/dbt-event-logging

a dbt package to make auditing dbt runs easy.

Primary LanguageLookMLApache License 2.0Apache-2.0

dbt Event Logging

⚠️ ADDING THIS PACKAGE TO YOUR DBT PROJECT CAN SIGNIFICANTLY SLOW DOWN YOUR DBT RUNS. This is due to the number of insert statements executed by this package, especially as a post-hook. Please consider if this package is appropriate for your use case before using it.

Requires dbt >= 0.18.0

This package provides out-of-the-box functionality to log events for all dbt invocations, including run start, run end, model start, and model end. It outputs all data and models to schema [target.schema]_meta. There are three convenience models to make it easier to parse the event log data.

Setup

  1. Include this package in your packages.yml -- check here for installation instructions.
  2. Include the following in your dbt_project.yml directly within your models: block (making sure to handle indenting appropriately):
# dbt_project.yml
...

models:
  ...
  pre-hook: "{{ logging.log_model_start_event() }}"
  post-hook: "{{ logging.log_model_end_event() }}"

That's it! You'll now have a stream of events for all dbt invocations in your warehouse.

Customising audit schema

It's possible to customise the audit schema for any project by adding a macro named: get_audit_schema into your DBT project.

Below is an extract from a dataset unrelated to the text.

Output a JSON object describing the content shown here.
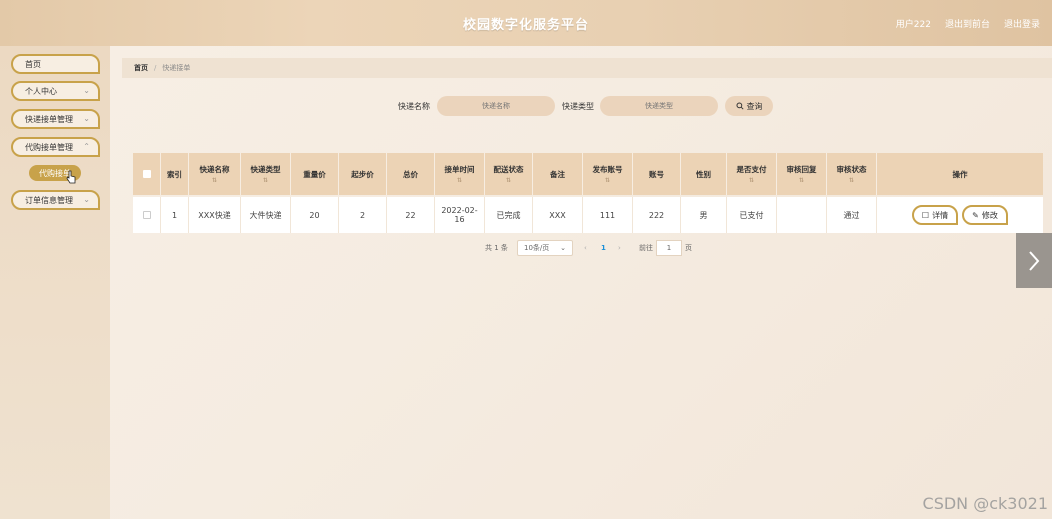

For example to always log into a specific schema, say analytics_meta, regardless of DBT schema, you can include the following in your project:

-- your_dbt_project/macros/get_audit_schema.sql
{% macro get_audit_schema() %}

   {{ return('analytics_meta') }}

{% endmacro %}

Adapter support

This package is currently compatible with dbt's BigQuery1, Snowflake, Redshift, and Postgres integrations.

1 BigQuery support may only work when 1 thread is set in your profiles.yml file. Anything larger may result in "quota exceeded" errors.

Migration guide

v0.1.17 -> v0.2.0

New columns were added in v0.2.0:

  • event_user as user - varchar(512)the user who ran the model
  • event_target as target - varchar(512) the target used when running DBT
  • event_is_full_refresh as is_full_refresh - boolean whether the DBT run was a full refresh

These will be added to your existing audit table automatically in the on-run-start DBT hook, and added to the staging tables deployed by this table when they are ran. The existing event_schema column will also be propagated into to stg_dbt_model_deployments as schema.

Contributing

Additional contributions to this repo are very welcome! Check out this post on the best workflow for contributing to a package. All PRs should only include functionality that is contained within all Segment deployments; no implementation-specific details should be included.